In their tween years, young girls can expect to really catch the attention of the cashed-up marketing machines of big business. The aim? To sexualise young women and link their self-worth to their appearance. Who can forget the Abercrombie and Fitch padded bra tops for the seven year-old market? Social media and the online world might seem to open up avenues for friendship and extended support, but they’ll also expose young girls and boys to significantly more opportunity to experience bullying and anxieties about body image. In their teenage years, our girls will be dared to walk an impossibly thin line: to be seen as attractive they must be sexy, funny and smart – but go too far and they’ll be called a slut, a pig or a nerd.

From a safety point of view, the statistics are positively alarming. The most recent research puts your daughter’s chance of being sexually assaulted in her life at one-in-five. And the likelihood that that she’ll experience domestic violence? A frightening one-in-three.

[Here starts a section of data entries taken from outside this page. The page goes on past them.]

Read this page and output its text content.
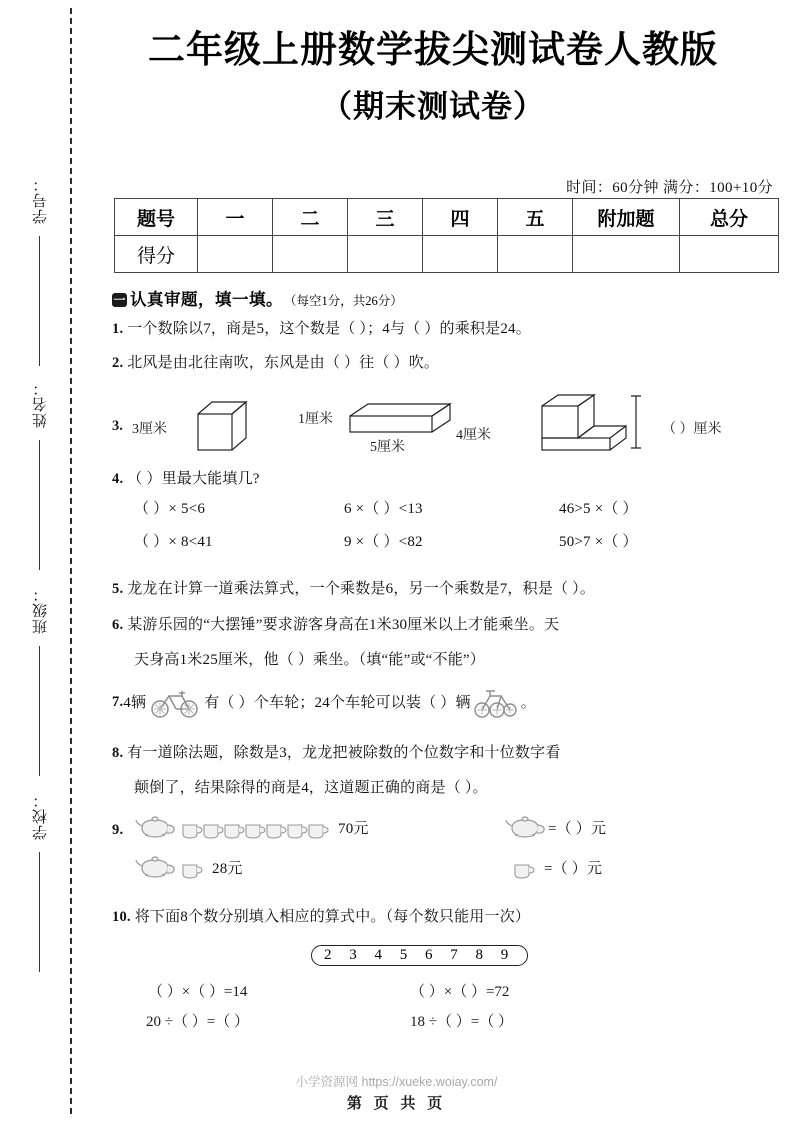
学号：
姓名：
班级：
学校：
二年级上册数学拔尖测试卷人教版
（期末测试卷）
时间：60分钟 满分：100+10分
题号	一	二	三	四	五	附加题	总分
得分							
一 认真审题，填一填。 （每空1分，共26分）
1. 一个数除以7，商是5，这个数是（ ）；4与（ ）的乘积是24。
2. 北风是由北往南吹，东风是由（ ）往（ ）吹。
3. 3厘米
1厘米
5厘米
4厘米	（ ）厘米
4. （ ）里最大能填几?
（ ）× 5<6	6 ×（ ）<13	46>5 ×（ ）
（ ）× 8<41	9 ×（ ）<82	50>7 ×（ ）
5. 龙龙在计算一道乘法算式，一个乘数是6，另一个乘数是7，积是（ ）。
6. 某游乐园的“大摆锤”要求游客身高在1米30厘米以上才能乘坐。天
天身高1米25厘米，他（ ）乘坐。（填“能”或“不能”）
7. 4辆	有（ ）个车轮；24个车轮可以装（ ）辆	。
8. 有一道除法题，除数是3，龙龙把被除数的个位数字和十位数字看
颠倒了，结果除得的商是4，这道题正确的商是（ ）。
9.	70元
28元
=（ ）元
=（ ）元
10. 将下面8个数分别填入相应的算式中。（每个数只能用一次）
2 3 4 5 6 7 8 9
（ ）×（ ）=14	（ ）×（ ）=72
20 ÷（ ）=（ ）	18 ÷（ ）=（ ）
小学资源网 https://xueke.woiay.com/
第 页 共 页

In their working lives, today’s girls can grow up to expect to earn less than their similarly qualified and experienced male colleagues. It is likely our daughters will spend almost twice as much time on housework and childcare than their male partners, even if they spend the same amount of time in paid employment. And because all their unpaid work has no monetary value attached, there’s every chance they won’t have enough money in retirement.

With a future like that, what good does it do to bring up our girls to uncritically accept the current status quo? Do we really want to send them a message that what they’ve got is good enough? Wouldn’t it better that they learned to identify and call-out sexism and discrimination when they see it?

This morning, when we were running late (again) and my four-year daughter (again) refused to brush her hair or change out of a ripped-leggings-socks-and-thongs ensemble, I looked into that upturned, expectant face and decided that she was just fine like that. We grabbed our things and walked out the door – a small victory for small girls everywhere.

And with tiny steps like that, together with frank discussions about narrow social ideals for women, I hope that as my daughters grow up they’ll learn to see through sexualised media and marketing bullshit that tries to pressure them into looking and acting in a certain way. I hope that they’ll be given the opportunity to become whatever they want in life – whether that’s a politician, a lawyer, a mother or a plumber. But perhaps more than anything, I hope that they will proudly call themselves feminists and fight for a world where every child is given the chance to fulfil their potential.